Spring will start a bit soggy, but there’s still plenty to do between showers:

* Fertilize roses, annual flowers and berries as spring growth begins to appear.

* Watch out for aphids. Wash off plants with strong blast from the hose.

* Pull weeds now! Don’t let them get started. Take a hoe and whack them as soon as they sprout.

* Prepare summer vegetable beds. Spade in compost and other amendments.

* Prune and fertilize spring-flowering shrubs after bloom.

* Feed camellias at the end of their bloom cycle. Pick up browned and fallen flowers to fight blossom blight.

* Feed citrus trees as they start to blossom.

* Cut back and fertilize perennial herbs to encourage new growth.

* Seed and renovate the lawn (if you still have one). Feed cool-season grasses such as bent, blue, rye and fescue with a slow-release fertilizer. Check the irrigation system and perform maintenance. Make sure sprinkler heads are turned toward the lawn, not the sidewalk.
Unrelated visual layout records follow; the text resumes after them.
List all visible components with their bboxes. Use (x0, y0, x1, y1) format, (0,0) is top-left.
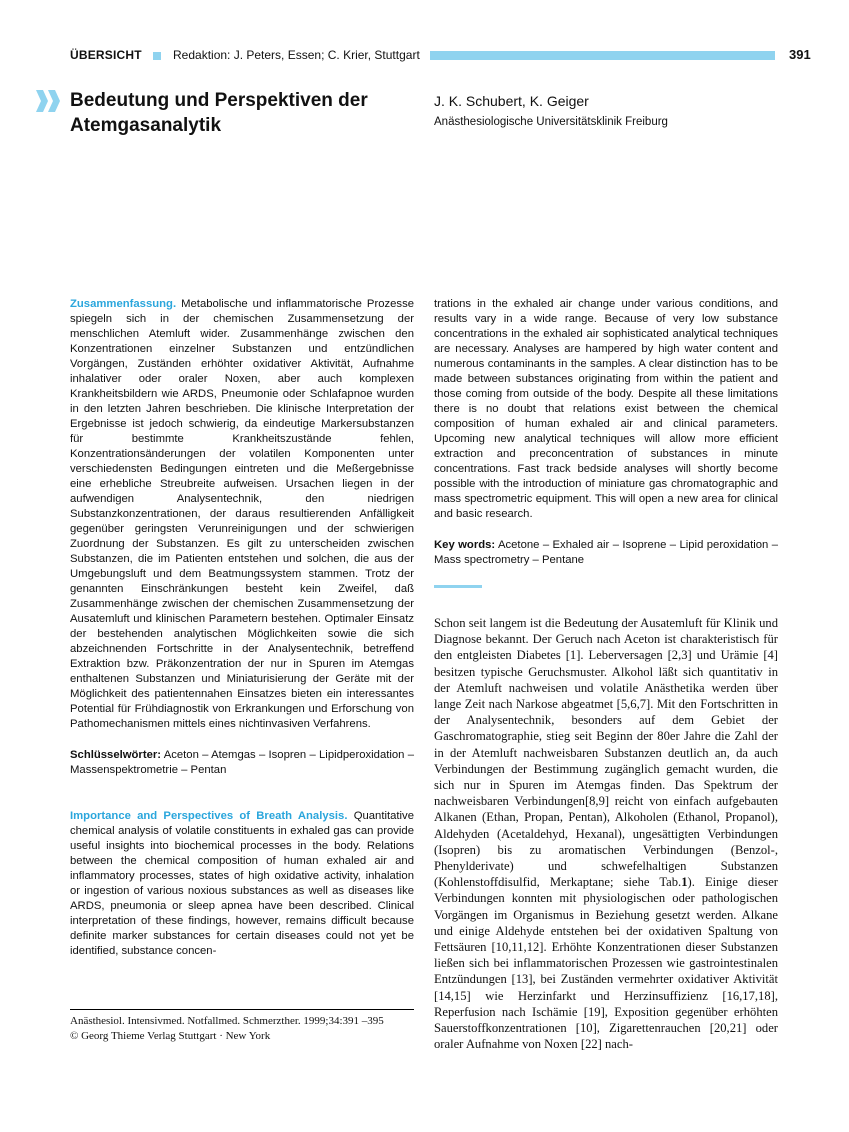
editors-line: Redaktion: J. Peters, Essen; C. Krier, Stuttgart (173, 48, 420, 62)
keywords-german-label: Schlüsselwörter: (70, 749, 162, 761)
section-label: ÜBERSICHT (70, 48, 142, 62)
publisher-line: © Georg Thieme Verlag Stuttgart · New York (70, 1030, 271, 1042)
abstract-english-text-part1: Quantitative chemical analysis of volatile constituents in exhaled gas can provide useful insights into biochemical processes in the body. Relations between the chemical composition of human exhaled air and inflammatory processes, states of high oxidative activity, inhalation or ingestion of various noxious substances as well as diseases like ARDS, pneumonia or sleep apnea have been described. Clinical interpretation of these findings, however, remains difficult because definite marker substances for certain diseases could not yet be identified, substance concen- (70, 810, 414, 957)
abstract-english-continued (434, 297, 778, 522)
keywords-german (70, 748, 414, 778)
article-title: Bedeutung und Perspektiven der Atemgasanalytik (70, 90, 368, 136)
journal-citation: Anästhesiol. Intensivmed. Notfallmed. Schmerzther. 1999;34:391 –395 (70, 1015, 384, 1027)
abstract-german-lead: Zusammenfassung. (70, 298, 177, 310)
left-column (70, 297, 414, 975)
abstract-german-text: Metabolische und inflammatorische Prozesse spiegeln sich in der chemischen Zusammensetzung der menschlichen Atemluft wider. Zusammenhänge zwischen den Konzentrationen einzelner Substanzen und entzündlichen Vorgängen, Zuständen erhöhter oxidativer Aktivität, Aufnahme inhalativer oder oraler Noxen, aber auch komplexen Krankheitsbildern wie ARDS, Pneumonie oder Schlafapnoe wurden in den letzten Jahren beschrieben. Die klinische Interpretation der Ergebnisse ist jedoch schwierig, da eindeutige Markersubstanzen für bestimmte Krankheitszustände fehlen, Konzentrationsänderungen der volatilen Komponenten unter verschiedensten Bedingungen eintreten und die Meßergebnisse eine erhebliche Streubreite aufweisen. Ursachen liegen in der aufwendigen Analysentechnik, den niedrigen Substanzkonzentrationen, der daraus resultierenden Anfälligkeit gegenüber geringsten Verunreinigungen und der schwierigen Zuordnung der Substanzen. Es gilt zu unterscheiden zwischen Substanzen, die im Patienten entstehen und solchen, die aus der Umgebungsluft und dem Beatmungssystem stammen. Trotz der genannten Einschränkungen besteht kein Zweifel, daß Zusammenhänge zwischen der chemischen Zusammensetzung der Ausatemluft und klinischen Parametern bestehen. Optimaler Einsatz der bestehenden analytischen Möglichkeiten sowie die sich abzeichnenden Fortschritte in der Analysentechnik, betreffend Extraktion bzw. Präkonzentration der nur in Spuren im Atemgas enthaltenen Substanzen und Miniaturisierung der Geräte mit der Möglichkeit des patientennahen Einsatzes bieten ein interessantes Potential für Frühdiagnostik von Erkrankungen und Erforschung von Pathomechanismen mittels eines nichtinvasiven Verfahrens. (70, 298, 414, 730)
article-authors: J. K. Schubert, K. Geiger (434, 93, 589, 109)
header-accent-bar (430, 51, 775, 60)
right-column (434, 297, 778, 584)
keywords-english-text: Acetone – Exhaled air – Isoprene – Lipid peroxidation – Mass spectrometry – Pentane (434, 539, 779, 566)
abstract-english (70, 809, 414, 959)
abstract-english-text-part2: trations in the exhaled air change under various conditions, and results vary in a wide range. Because of very low substance concentrations in the exhaled air sophisticated analytical techniques are necessary. Analyses are hampered by high water content and numerous contaminants in the samples. A clear distinction has to be made between substances originating from within the patient and those coming from outside of the body. Despite all these limitations there is no doubt that relations exist between the chemical composition of human exhaled air and clinical parameters. Upcoming new analytical techniques will allow more efficient extraction and preconcentration of substances in minute concentrations. Fast track bedside analyses will shortly become possible with the introduction of miniature gas chromatographic and mass spectrometric equipment. This will open a new area for clinical and basic research. (434, 298, 778, 520)
article-affiliation: Anästhesiologische Universitätsklinik Freiburg (434, 116, 668, 128)
body-text-pre: Schon seit langem ist die Bedeutung der Ausatemluft für Klinik und Diagnose bekannt. Der Geruch nach Aceton ist charakteristisch für den entgleisten Diabetes [1]. Leberversagen [2,3] und Urämie [4] besitzen typische Geruchsmuster. Alkohol läßt sich quantitativ in der Atemluft nachweisen und volatile Anästhetika werden über lange Zeit nach Narkose abgeatmet [5,6,7]. Mit den Fortschritten in der Analysentechnik, besonders auf dem Gebiet der Gaschromatographie, stieg seit Beginn der 80er Jahre die Zahl der in der Atemluft nachweisbaren Substanzen deutlich an, da auch Verbindungen der Bestimmung zugänglich gemacht wurden, die sich nur in Spuren im Atemgas finden. Das Spektrum der nachweisbaren Verbindungen[8,9] reicht von einfach aufgebauten Alkanen (Ethan, Propan, Pentan), Alkoholen (Ethanol, Propanol), Aldehyden (Acetaldehyd, Hexanal), ungesättigten Verbindungen (Isopren) bis zu aromatischen Verbindungen (Benzol-, Phenylderivate) und schwefelhaltigen Substanzen (Kohlenstoffdisulfid, Merkaptane; siehe Tab. (434, 616, 778, 890)
section-divider (434, 585, 482, 588)
body-paragraph (434, 615, 778, 1052)
table-reference: 1 (681, 875, 688, 890)
body-text-post: ). Einige dieser Verbindungen konnten mit physiologischen oder pathologischen Vorgängen im Organismus in Beziehung gesetzt werden. Alkane und einige Aldehyde entstehen bei der oxidativen Spaltung von Fettsäuren [10,11,12]. Erhöhte Konzentrationen dieser Substanzen ließen sich bei inflammatorischen Prozessen wie gastrointestinalen Entzündungen [13], bei Zuständen vermehrter oxidativer Aktivität [14,15] wie Herzinfarkt und Herzinsuffizienz [16,17,18], Reperfusion nach Ischämie [19], Exposition gegenüber erhöhten Sauerstoffkonzentrationen [10], Zigarettenrauchen [20,21] oder oraler Aufnahme von Noxen [22] nach- (434, 875, 778, 1052)
keywords-german-text: Aceton – Atemgas – Isopren – Lipidperoxidation – Massenspektrometrie – Pentan (70, 749, 414, 776)
section-marker-square (153, 52, 161, 60)
footer-rule (70, 1009, 414, 1010)
footer (70, 1014, 414, 1044)
abstract-english-lead: Importance and Perspectives of Breath Analysis. (70, 810, 348, 822)
double-quote-chevron-icon (34, 88, 62, 114)
page-number: 391 (789, 47, 811, 62)
keywords-english (434, 538, 778, 568)
abstract-german (70, 297, 414, 732)
keywords-english-label: Key words: (434, 539, 496, 551)
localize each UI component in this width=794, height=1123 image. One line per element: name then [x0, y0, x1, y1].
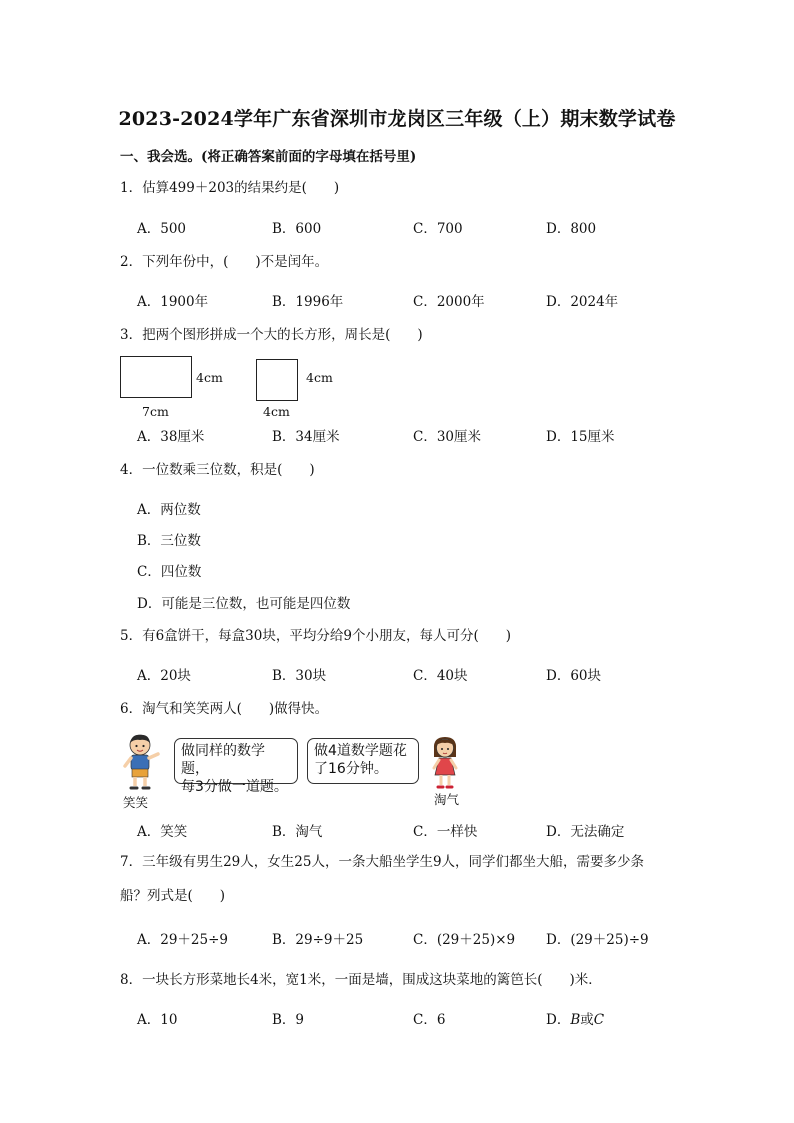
q6-option-c[interactable]: C．一样快: [413, 824, 478, 840]
question-1-options: [137, 217, 737, 237]
q6-option-d[interactable]: D．无法确定: [546, 824, 625, 840]
question-6-stem: 6．淘气和笑笑两人( )做得快。: [120, 701, 329, 717]
square-width-label: 4cm: [263, 404, 290, 419]
rectangle-shape: [120, 356, 192, 398]
q3-option-d[interactable]: D．15厘米: [546, 429, 615, 445]
q6-option-b[interactable]: B．淘气: [272, 824, 323, 840]
q8-option-d-or: 或: [580, 1012, 594, 1028]
question-7-stem-line-1: 7．三年级有男生29人，女生25人，一条大船坐学生9人，同学们都坐大船，需要多少条: [120, 854, 645, 870]
girl-speech-bubble: [307, 738, 419, 784]
boy-speech-line-1: 做同样的数学题，: [181, 743, 265, 777]
q3-option-a[interactable]: A．38厘米: [137, 429, 205, 445]
boy-speech-bubble: [174, 738, 298, 795]
q2-option-d[interactable]: D．2024年: [546, 294, 619, 310]
q7-option-a[interactable]: A．29＋25÷9: [137, 932, 229, 948]
q1-option-c[interactable]: C．700: [413, 221, 463, 237]
q3-option-c[interactable]: C．30厘米: [413, 429, 482, 445]
q1-option-b[interactable]: B．600: [272, 221, 322, 237]
q8-option-d-var-c: C: [593, 1012, 605, 1028]
q7-option-d[interactable]: D．(29＋25)÷9: [546, 932, 649, 948]
section-heading-1: 一、我会选。(将正确答案前面的字母填在括号里): [120, 149, 417, 165]
question-8-stem: 8．一块长方形菜地长4米，宽1米，一面是墙，围成这块菜地的篱笆长( )米．: [120, 972, 602, 988]
q1-option-d[interactable]: D．800: [546, 221, 597, 237]
q1-option-a[interactable]: A．500: [137, 221, 187, 237]
rect-height-label: 4cm: [196, 370, 223, 385]
q4-option-b[interactable]: B．三位数: [137, 533, 201, 549]
q8-option-d[interactable]: [546, 1008, 604, 1028]
q4-option-d[interactable]: D．可能是三位数，也可能是四位数: [137, 596, 351, 612]
question-5-stem: 5．有6盒饼干，每盒30块，平均分给9个小朋友，每人可分( ): [120, 628, 511, 644]
q2-option-b[interactable]: B．1996年: [272, 294, 344, 310]
question-7-options: [137, 928, 737, 948]
q6-option-a[interactable]: A．笑笑: [137, 824, 188, 840]
q2-option-c[interactable]: C．2000年: [413, 294, 485, 310]
girl-name-label: 淘气: [434, 792, 460, 807]
q4-option-a[interactable]: A．两位数: [137, 502, 201, 518]
q8-option-d-var-b: B: [570, 1012, 581, 1028]
exam-title: 2023-2024学年广东省深圳市龙岗区三年级（上）期末数学试卷: [118, 108, 676, 130]
q7-option-c[interactable]: C．(29＋25)×9: [413, 932, 516, 948]
question-3-stem: 3．把两个图形拼成一个大的长方形，周长是( ): [120, 327, 423, 343]
q5-option-d[interactable]: D．60块: [546, 668, 602, 684]
question-3-options: [137, 425, 737, 445]
q8-option-c[interactable]: C．6: [413, 1012, 446, 1028]
square-height-label: 4cm: [306, 370, 333, 385]
rect-width-label: 7cm: [142, 404, 169, 419]
boy-illustration: [118, 733, 164, 791]
q2-option-a[interactable]: A．1900年: [137, 294, 209, 310]
girl-speech-line-2: 了16分钟。: [314, 761, 388, 777]
question-2-options: [137, 290, 737, 310]
q3-option-b[interactable]: B．34厘米: [272, 429, 340, 445]
question-4-stem: 4．一位数乘三位数，积是( ): [120, 462, 315, 478]
boy-speech-line-2: 每3分做一道题。: [181, 779, 288, 795]
girl-illustration: [425, 735, 465, 791]
question-6-options: [137, 820, 737, 840]
question-1-stem: 1．估算499＋203的结果约是( ): [120, 180, 340, 196]
question-8-options: [137, 1008, 737, 1028]
question-5-options: [137, 664, 737, 684]
q4-option-c[interactable]: C．四位数: [137, 564, 202, 580]
q5-option-b[interactable]: B．30块: [272, 668, 327, 684]
boy-name-label: 笑笑: [123, 795, 149, 810]
q7-option-b[interactable]: B．29÷9＋25: [272, 932, 364, 948]
q5-option-a[interactable]: A．20块: [137, 668, 191, 684]
q8-option-a[interactable]: A．10: [137, 1012, 178, 1028]
square-shape: [256, 359, 298, 401]
q8-option-b[interactable]: B．9: [272, 1012, 305, 1028]
q5-option-c[interactable]: C．40块: [413, 668, 468, 684]
question-7-stem-line-2: 船？列式是( ): [120, 888, 226, 904]
q8-option-d-prefix: D．: [546, 1012, 571, 1028]
girl-speech-line-1: 做4道数学题花: [314, 743, 407, 759]
question-2-stem: 2．下列年份中，( )不是闰年。: [120, 254, 329, 270]
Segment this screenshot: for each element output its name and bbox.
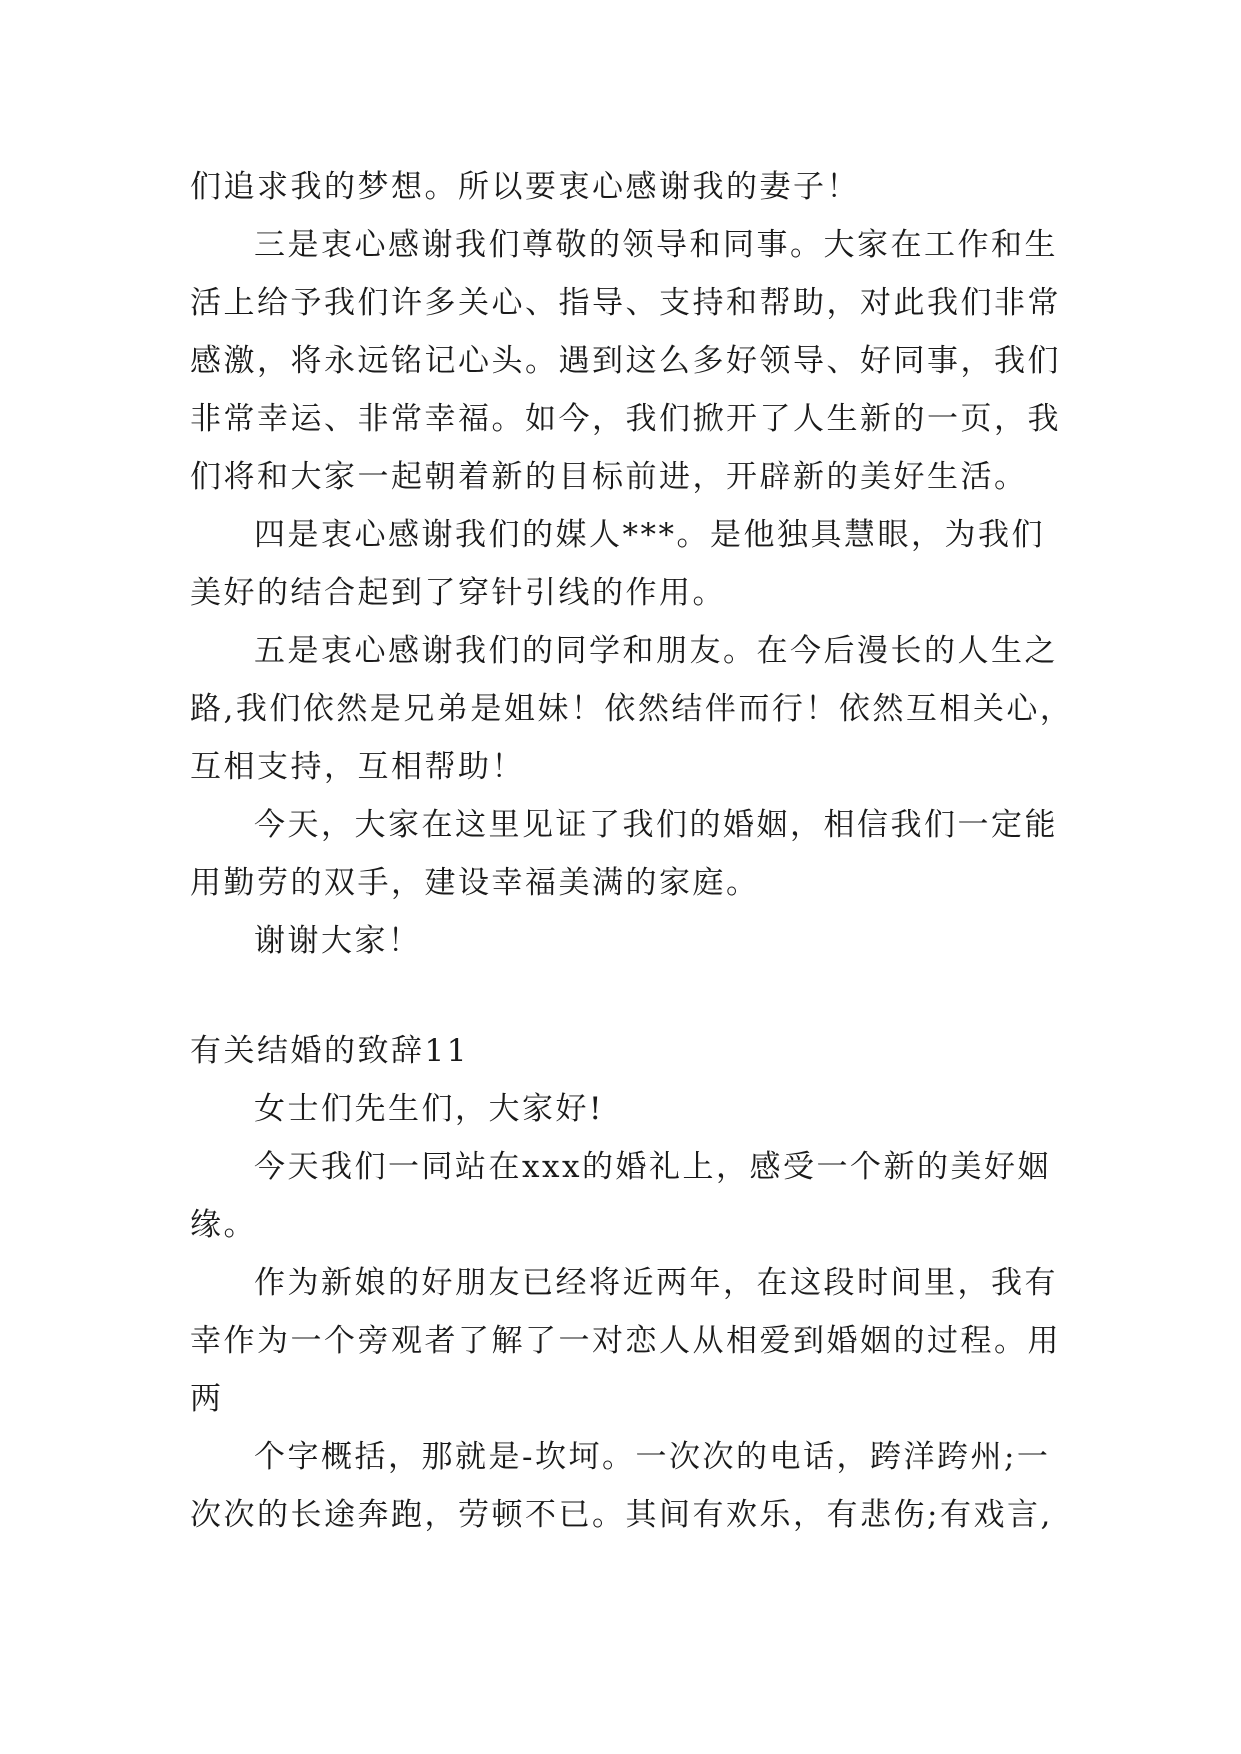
paragraph-line: 们将和大家一起朝着新的目标前进，开辟新的美好生活。	[190, 459, 1028, 495]
paragraph-line: 个字概括，那就是-坎坷。一次次的电话，跨洋跨州;一	[254, 1439, 1051, 1475]
paragraph-line: 四是衷心感谢我们的媒人***。是他独具慧眼，为我们	[254, 517, 1045, 553]
paragraph-line: 美好的结合起到了穿针引线的作用。	[190, 575, 726, 611]
paragraph-line: 作为新娘的好朋友已经将近两年，在这段时间里，我有	[254, 1265, 1058, 1301]
section-heading: 有关结婚的致辞11	[190, 1033, 469, 1069]
paragraph-line: 非常幸运、非常幸福。如今，我们掀开了人生新的一页，我	[190, 401, 1061, 437]
paragraph-line: 缘。	[190, 1207, 257, 1243]
paragraph-line: 用勤劳的双手，建设幸福美满的家庭。	[190, 865, 760, 901]
paragraph-line: 今天我们一同站在xxx的婚礼上，感受一个新的美好姻	[254, 1149, 1051, 1185]
paragraph-line: 次次的长途奔跑，劳顿不已。其间有欢乐，有悲伤;有戏言,	[190, 1497, 1053, 1533]
paragraph-line: 们追求我的梦想。所以要衷心感谢我的妻子！	[190, 169, 860, 205]
paragraph-line: 幸作为一个旁观者了解了一对恋人从相爱到婚姻的过程。用	[190, 1323, 1061, 1359]
paragraph-line: 三是衷心感谢我们尊敬的领导和同事。大家在工作和生	[254, 227, 1058, 263]
paragraph-line: 两	[190, 1381, 224, 1417]
paragraph-line: 感激，将永远铭记心头。遇到这么多好领导、好同事，我们	[190, 343, 1061, 379]
paragraph-line: 今天，大家在这里见证了我们的婚姻，相信我们一定能	[254, 807, 1058, 843]
paragraph-line: 活上给予我们许多关心、指导、支持和帮助，对此我们非常	[190, 285, 1061, 321]
paragraph-line: 路,我们依然是兄弟是姐妹！依然结伴而行！依然互相关心，	[190, 691, 1074, 727]
paragraph-line: 互相支持，互相帮助！	[190, 749, 525, 785]
paragraph-line: 谢谢大家！	[254, 923, 422, 959]
document-body	[190, 158, 1074, 1544]
section-gap	[190, 970, 1052, 1022]
paragraph-line: 女士们先生们，大家好!	[254, 1091, 604, 1127]
paragraph-line: 五是衷心感谢我们的同学和朋友。在今后漫长的人生之	[254, 633, 1058, 669]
* In the vegetable garden, transplant lettuce and kale.

* Seed chard and beets directly into the ground.

* Plant summer bulbs, including gladiolus, tuberous begonias and callas. Also plant dahlia tubers.

* Shop for perennials. Many varieties are available in local nurseries and at plant events. They can be transplanted now while the weather remains relatively cool.